Bu yüzyılda okullarda yaşadığımız problemlerden biri de çocuğun ailesi olan iletişimsizliğidir. Çocuğuyla usandırmadan, bunaltmadan ilgilenen, yeri geldiğinde arkadaş olan anne ve babaların çocukları bir çok problemin üstesinden kolayca gelebilmektedir. Dersi ile alakalı bir problem olduğu zaman ailenin yardımı ve çocuğun gayreti sonucunda sorun ortadan kalkıveriyor. Ama annesi babası ayrı olan çocuklar, annesi veya babası olmayan çocuklarda bu problemleri çözmek hiç kolay olmuyor. Bu tür çocuklarda hem terbiye eksiği hem de ruhsal bozukluklar ortaya çıkıyor. Tabi bu saydığımız özellikler eksik olunca bu öğrencinin okulunda başarılı olması beklemek hayal oluyor. Bu durum bize aile müessesinin ne kadar önemli olduğunu gösteriyor. Anne-baba şefkatinden, terbiyesinden yoksun çocuklar geleceğimiz adına büyük bir tehlike arz ediyor. Bu durumdaki çocukların diğer çocuklarla ve öğretmenleriyle olan iletişimini de bakacak olursak sorunlu olduğunu görürüz. Bu çocuklar kavgacı bir hususiyete sahiptirler. Yanındaki arkadaşıyla anlaşamazlar. Daima basit şeyleri problem ederler. Ödevlerinde eksiklik ve derse hazırlanmama gibi sorunlar karşısında cevap veremez ve sadece susup bekler. Böyle çocuklarla özel bir şekilde ilgilenmelidir.
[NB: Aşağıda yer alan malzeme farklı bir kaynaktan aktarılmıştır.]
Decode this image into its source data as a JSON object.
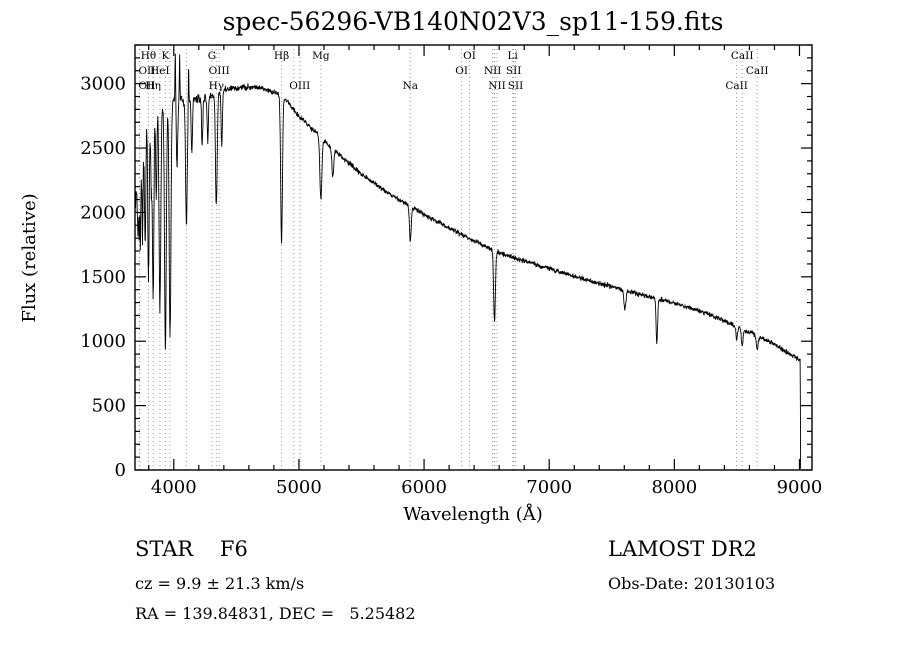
{
  "title": "spec-56296-VB140N02V3_sp11-159.fits",
  "footer": {
    "class_label": "STAR    F6",
    "survey": "LAMOST DR2",
    "cz": "cz = 9.9 ± 21.3 km/s",
    "obs_date": "Obs-Date: 20130103",
    "coords": "RA = 139.84831, DEC =   5.25482"
  },
  "chart_data": {
    "type": "line",
    "title": "spec-56296-VB140N02V3_sp11-159.fits",
    "xlabel": "Wavelength (Å)",
    "ylabel": "Flux (relative)",
    "xlim": [
      3690,
      9100
    ],
    "ylim": [
      0,
      3300
    ],
    "xticks": [
      4000,
      5000,
      6000,
      7000,
      8000,
      9000
    ],
    "yticks": [
      0,
      500,
      1000,
      1500,
      2000,
      2500,
      3000
    ],
    "x_minor_step": 200,
    "y_minor_step": 100,
    "grid": false,
    "line_color": "#000000",
    "marker_color": "#999999",
    "marker_wavelengths": [
      3725,
      3727,
      3798,
      3835,
      3889,
      3933,
      3970,
      4101,
      4305,
      4340,
      4363,
      4861,
      4959,
      5007,
      5175,
      5890,
      6300,
      6363,
      6548,
      6563,
      6583,
      6708,
      6716,
      6731,
      8498,
      8542,
      8662
    ],
    "line_labels": [
      {
        "text": "Hθ",
        "wl": 3798,
        "row": 0
      },
      {
        "text": "K",
        "wl": 3933,
        "row": 0
      },
      {
        "text": "G",
        "wl": 4305,
        "row": 0
      },
      {
        "text": "Hβ",
        "wl": 4861,
        "row": 0
      },
      {
        "text": "Mg",
        "wl": 5175,
        "row": 0
      },
      {
        "text": "OI",
        "wl": 6363,
        "row": 0
      },
      {
        "text": "Li",
        "wl": 6708,
        "row": 0
      },
      {
        "text": "CaII",
        "wl": 8542,
        "row": 0
      },
      {
        "text": "OII",
        "wl": 3725,
        "row": 1
      },
      {
        "text": "HeI",
        "wl": 3889,
        "row": 1
      },
      {
        "text": "OIII",
        "wl": 4363,
        "row": 1
      },
      {
        "text": "OI",
        "wl": 6300,
        "row": 1
      },
      {
        "text": "NII",
        "wl": 6548,
        "row": 1
      },
      {
        "text": "SII",
        "wl": 6716,
        "row": 1
      },
      {
        "text": "CaII",
        "wl": 8662,
        "row": 1
      },
      {
        "text": "OII",
        "wl": 3727,
        "row": 2
      },
      {
        "text": "Hη",
        "wl": 3835,
        "row": 2
      },
      {
        "text": "Hγ",
        "wl": 4340,
        "row": 2
      },
      {
        "text": "OIII",
        "wl": 5007,
        "row": 2
      },
      {
        "text": "Na",
        "wl": 5890,
        "row": 2
      },
      {
        "text": "NII",
        "wl": 6583,
        "row": 2
      },
      {
        "text": "SII",
        "wl": 6731,
        "row": 2
      },
      {
        "text": "CaII",
        "wl": 8498,
        "row": 2
      }
    ],
    "continuum": [
      [
        3693,
        2050
      ],
      [
        3710,
        2450
      ],
      [
        3725,
        2600
      ],
      [
        3745,
        2700
      ],
      [
        3770,
        2780
      ],
      [
        3800,
        2800
      ],
      [
        3830,
        2800
      ],
      [
        3860,
        2810
      ],
      [
        3900,
        2830
      ],
      [
        3940,
        2840
      ],
      [
        3980,
        2850
      ],
      [
        4020,
        2860
      ],
      [
        4060,
        2865
      ],
      [
        4100,
        2870
      ],
      [
        4150,
        2875
      ],
      [
        4200,
        2880
      ],
      [
        4250,
        2890
      ],
      [
        4300,
        2905
      ],
      [
        4350,
        2925
      ],
      [
        4400,
        2945
      ],
      [
        4450,
        2960
      ],
      [
        4500,
        2965
      ],
      [
        4550,
        2970
      ],
      [
        4600,
        2975
      ],
      [
        4650,
        2975
      ],
      [
        4700,
        2965
      ],
      [
        4750,
        2950
      ],
      [
        4800,
        2935
      ],
      [
        4850,
        2920
      ],
      [
        4900,
        2870
      ],
      [
        4950,
        2810
      ],
      [
        5000,
        2750
      ],
      [
        5050,
        2700
      ],
      [
        5100,
        2655
      ],
      [
        5150,
        2615
      ],
      [
        5200,
        2560
      ],
      [
        5250,
        2510
      ],
      [
        5300,
        2465
      ],
      [
        5350,
        2425
      ],
      [
        5400,
        2380
      ],
      [
        5450,
        2340
      ],
      [
        5500,
        2300
      ],
      [
        5550,
        2265
      ],
      [
        5600,
        2230
      ],
      [
        5650,
        2195
      ],
      [
        5700,
        2160
      ],
      [
        5750,
        2130
      ],
      [
        5800,
        2100
      ],
      [
        5850,
        2070
      ],
      [
        5900,
        2040
      ],
      [
        5950,
        2015
      ],
      [
        6000,
        1985
      ],
      [
        6050,
        1960
      ],
      [
        6100,
        1930
      ],
      [
        6150,
        1905
      ],
      [
        6200,
        1880
      ],
      [
        6250,
        1855
      ],
      [
        6300,
        1830
      ],
      [
        6350,
        1805
      ],
      [
        6400,
        1780
      ],
      [
        6450,
        1755
      ],
      [
        6500,
        1730
      ],
      [
        6550,
        1710
      ],
      [
        6600,
        1690
      ],
      [
        6650,
        1670
      ],
      [
        6700,
        1655
      ],
      [
        6750,
        1640
      ],
      [
        6800,
        1625
      ],
      [
        6850,
        1610
      ],
      [
        6900,
        1595
      ],
      [
        6950,
        1580
      ],
      [
        7000,
        1565
      ],
      [
        7100,
        1535
      ],
      [
        7200,
        1505
      ],
      [
        7300,
        1475
      ],
      [
        7400,
        1450
      ],
      [
        7500,
        1425
      ],
      [
        7600,
        1400
      ],
      [
        7700,
        1370
      ],
      [
        7800,
        1345
      ],
      [
        7900,
        1320
      ],
      [
        8000,
        1295
      ],
      [
        8100,
        1265
      ],
      [
        8200,
        1235
      ],
      [
        8300,
        1200
      ],
      [
        8400,
        1160
      ],
      [
        8500,
        1115
      ],
      [
        8600,
        1070
      ],
      [
        8700,
        1025
      ],
      [
        8800,
        975
      ],
      [
        8900,
        915
      ],
      [
        8960,
        880
      ],
      [
        9005,
        855
      ]
    ],
    "absorption_lines": [
      [
        3712,
        500,
        5
      ],
      [
        3722,
        600,
        5
      ],
      [
        3734,
        800,
        5
      ],
      [
        3750,
        950,
        5
      ],
      [
        3771,
        1050,
        6
      ],
      [
        3798,
        1250,
        6
      ],
      [
        3820,
        600,
        5
      ],
      [
        3835,
        1450,
        6
      ],
      [
        3860,
        700,
        5
      ],
      [
        3889,
        1550,
        7
      ],
      [
        3933,
        1880,
        7
      ],
      [
        3970,
        1800,
        7
      ],
      [
        4026,
        520,
        5
      ],
      [
        4101,
        980,
        7
      ],
      [
        4144,
        400,
        5
      ],
      [
        4227,
        350,
        5
      ],
      [
        4272,
        350,
        5
      ],
      [
        4340,
        860,
        7
      ],
      [
        4383,
        420,
        5
      ],
      [
        4861,
        1150,
        7
      ],
      [
        5175,
        480,
        8
      ],
      [
        5270,
        220,
        7
      ],
      [
        5890,
        270,
        7
      ],
      [
        6563,
        550,
        7
      ],
      [
        7605,
        150,
        8
      ],
      [
        7860,
        340,
        6
      ],
      [
        8498,
        100,
        6
      ],
      [
        8542,
        130,
        7
      ],
      [
        8662,
        110,
        7
      ],
      [
        4012,
        -380,
        2.5
      ],
      [
        4047,
        -380,
        2.5
      ],
      [
        4118,
        -300,
        2.5
      ]
    ],
    "noise_profile": [
      [
        3695,
        200
      ],
      [
        3800,
        120
      ],
      [
        4000,
        60
      ],
      [
        4700,
        32
      ],
      [
        6000,
        26
      ],
      [
        8000,
        28
      ],
      [
        9000,
        30
      ]
    ],
    "noise_seed": 7,
    "cutoff_wl": 9009
  }
}
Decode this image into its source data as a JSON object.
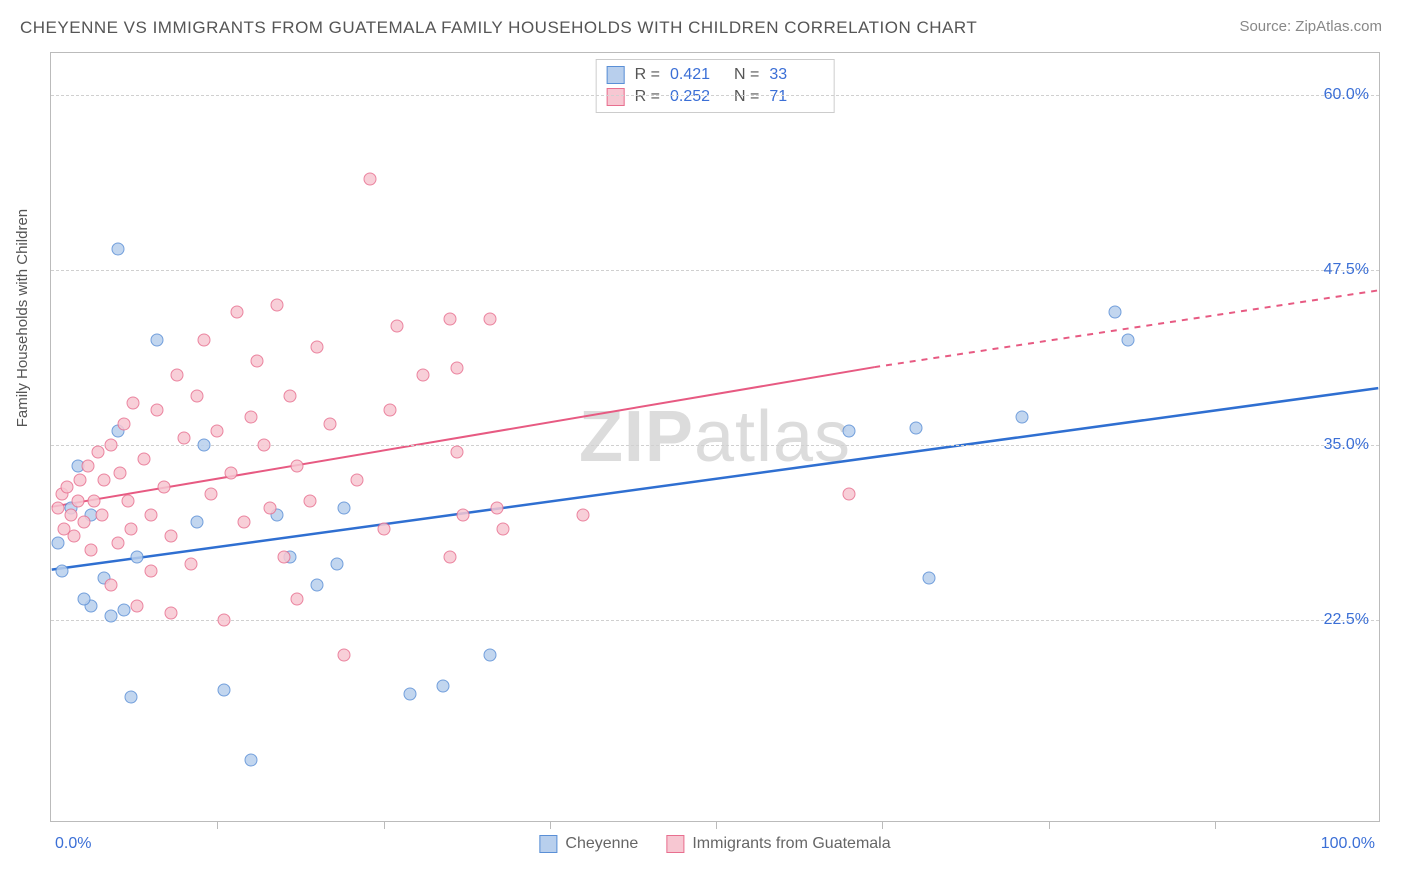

Aile bir okuldur. Bu okulda okumayan öğrenci, birçok problemi de sınıfa getirecektir. Bundan dolayı bu okulun öğretmenleri olan, anne ve babalara büyük iş düşüyor. Bu okulda çocuklarına çok iyi örnek olmalılar. Çocuklarıyla iletişim kurmaya özen göstermeliler. Çok işleri de olsa geleceği olan evlatlarına vakit ayırmalıdır. Belki de televizyon başında 1 saat daha az vakit geçirmelidir. Havadan sudan daha az sohbet etmelidir. Çocuğuna değer verdiğini, ona vakit ayırarak göstermelidir. Sadece kendisi konuşmamalı, çocuğunun konuşmasını da sağlamalıdır. Yapacağınız bütün bu uygulamalar çocuğunuzun sağlıklı bir birey olarak büyümesinde ve okul hayatında başarılı olmasında çok etkili olacaktır.